The bishop, deeply stirred, torn between his duty to the Holy See and his affection for his prince, bowed his head and wrung his hands. "What choice have I?" he asked, on a quavering note.
"I raised you from the dust." Thunder was rumbling in the prince's voice. "Myself I placed the episcopal ring upon your finger."
"My lord, my lord! Could I forget? All that I have I owe to you—save only my soul, which I owe to God; my faith, which I owe to Christ; and my obedience, which I owe to our Holy Father the Pope."
The prince considered him in silence, mastering his passionate, impetuous nature. "Go," he growled at last.
The prelate bowed his head, his eyes not daring to meet his prince's.
"God keep you, lord," he almost sobbed, and so went out.
But though stirred by his affection for the prince to whom he owed so much, though knowing in his inmost heart that Affonso Henriques was in the right, the Bishop of Coimbra did not swerve from his duty to Rome, which was as plain as it was unpalatable. Betimes next morning word was brought to Affonso Henriques in the Alcazar of Coimbra that a parchment was nailed to the door of the Cathedral, setting forth his excommunication, and that the Bishop—either out of fear or out of sorrow—had left the city, journeying northward towards Oporto.
Affonso Henriques passed swiftly from incredulity to anger; then almost as swiftly came to a resolve, which was as mad and harebrained as could have been expected from a lad in his eighteenth year who held the reins of power. Yet by its very directness and its superb ignoring of all obstacles, legal and canonical, it was invested with a certain wild sanity.
In full armour, a white cloak simply embroidered in gold at the edge and knotted at the shoulder, he rode to the Cathedral, attended by his half-brother Pedro Affonso, and two of his knights, Emigio Moniz and Sancho Nunes. There on the great iron-studded doors he found, as he had been warned, the Roman parchment pronouncing him accursed, its sonorous Latin periods set forth in a fine round clerkly hand.
He swung down from his great horse and clanked up the Cathedral steps, his attendants following. He had for witnesses no more than a few loiterers, who had paused at sight of their prince.
The interdict had so far attracted no attention, for in the twelfth century the art of letters was a mystery to which there were few initiates.
Affonso Henriques tore the sheepskin from its nails, and crumpled it in his hand; then he passed into the Cathedral, and thence came out presently into the cloisters. Overhead a bell was clanging by his orders, summoning the chapter.

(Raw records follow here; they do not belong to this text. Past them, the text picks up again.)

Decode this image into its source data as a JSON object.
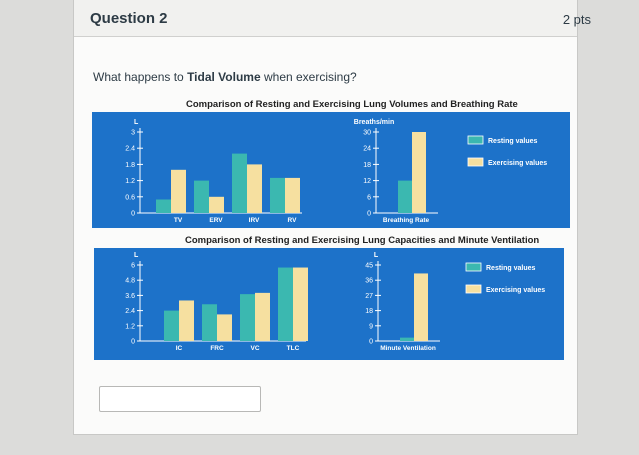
{
  "question": {
    "title": "Question 2",
    "points": "2 pts",
    "prompt_prefix": "What happens to ",
    "prompt_bold": "Tidal Volume",
    "prompt_suffix": " when exercising?",
    "answer_value": ""
  },
  "colors": {
    "panel_blue": "#1d72c9",
    "resting": "#3bb8b0",
    "exercising": "#f6e0a0"
  },
  "chart_data": [
    {
      "type": "bar",
      "title": "Comparison of Resting and Exercising Lung Volumes and Breathing Rate",
      "ylabel": "L",
      "yticks": [
        "3",
        "2.4",
        "1.8",
        "1.2",
        "0.6",
        "0"
      ],
      "ylim": [
        0,
        3
      ],
      "categories": [
        "TV",
        "ERV",
        "IRV",
        "RV"
      ],
      "series": [
        {
          "name": "Resting values",
          "values": [
            0.5,
            1.2,
            2.2,
            1.3
          ]
        },
        {
          "name": "Exercising values",
          "values": [
            1.6,
            0.6,
            1.8,
            1.3
          ]
        }
      ],
      "legend": "right",
      "inset": {
        "ylabel": "Breaths/min",
        "yticks": [
          "30",
          "24",
          "18",
          "12",
          "6",
          "0"
        ],
        "ylim": [
          0,
          30
        ],
        "xlabel": "Breathing Rate",
        "resting": 12,
        "exercising": 30
      }
    },
    {
      "type": "bar",
      "title": "Comparison of Resting and Exercising Lung Capacities and Minute Ventilation",
      "ylabel": "L",
      "yticks": [
        "6",
        "4.8",
        "3.6",
        "2.4",
        "1.2",
        "0"
      ],
      "ylim": [
        0,
        6
      ],
      "categories": [
        "IC",
        "FRC",
        "VC",
        "TLC"
      ],
      "series": [
        {
          "name": "Resting values",
          "values": [
            2.4,
            2.9,
            3.7,
            5.8
          ]
        },
        {
          "name": "Exercising values",
          "values": [
            3.2,
            2.1,
            3.8,
            5.8
          ]
        }
      ],
      "legend": "right",
      "inset": {
        "ylabel": "L",
        "yticks": [
          "45",
          "36",
          "27",
          "18",
          "9",
          "0"
        ],
        "ylim": [
          0,
          45
        ],
        "xlabel": "Minute Ventilation",
        "resting": 2,
        "exercising": 40
      }
    }
  ]
}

To the Infante, waiting there in the sun-drenched close, came presently the canons, austere, aloof, majestic in their unhurried progress through the fretted cloisters, with flowing garments and hands tucked into their wide sleeves before them. In a semi-circle they arrayed themselves before him, and waited impassively to learn his will. Overhead the bell had ceased.
Affonso Henriques wasted no words.
"I have summoned you," he announced, "to command that you proceed to the election of a bishop."
A rustle stirred through the priestly throng. The canons looked askance at the prince and at one another. Then one of them spoke.
"Habemus episcopum," he said gravely, and several instantly made chorus: "We have a bishop."
The eyes of the young sovereign kindled. "You are wrong," he told them. "You had a bishop, but he is here no longer. He has deserted his see, after publishing this shameful thing." And he held aloft the crumpled interdict. "As I am a God-fearing, Christian knight, I will not live under this ban. Since the bishop who excommunicated me is gone, you will at once elect another in his place who shall absolve me."
They stood before him, silent and impassive, in their priestly dignity, and in their assurance that the law was on their side.
"Well?" the boy growled at them.
"Habemus episcopum," droned a voice again.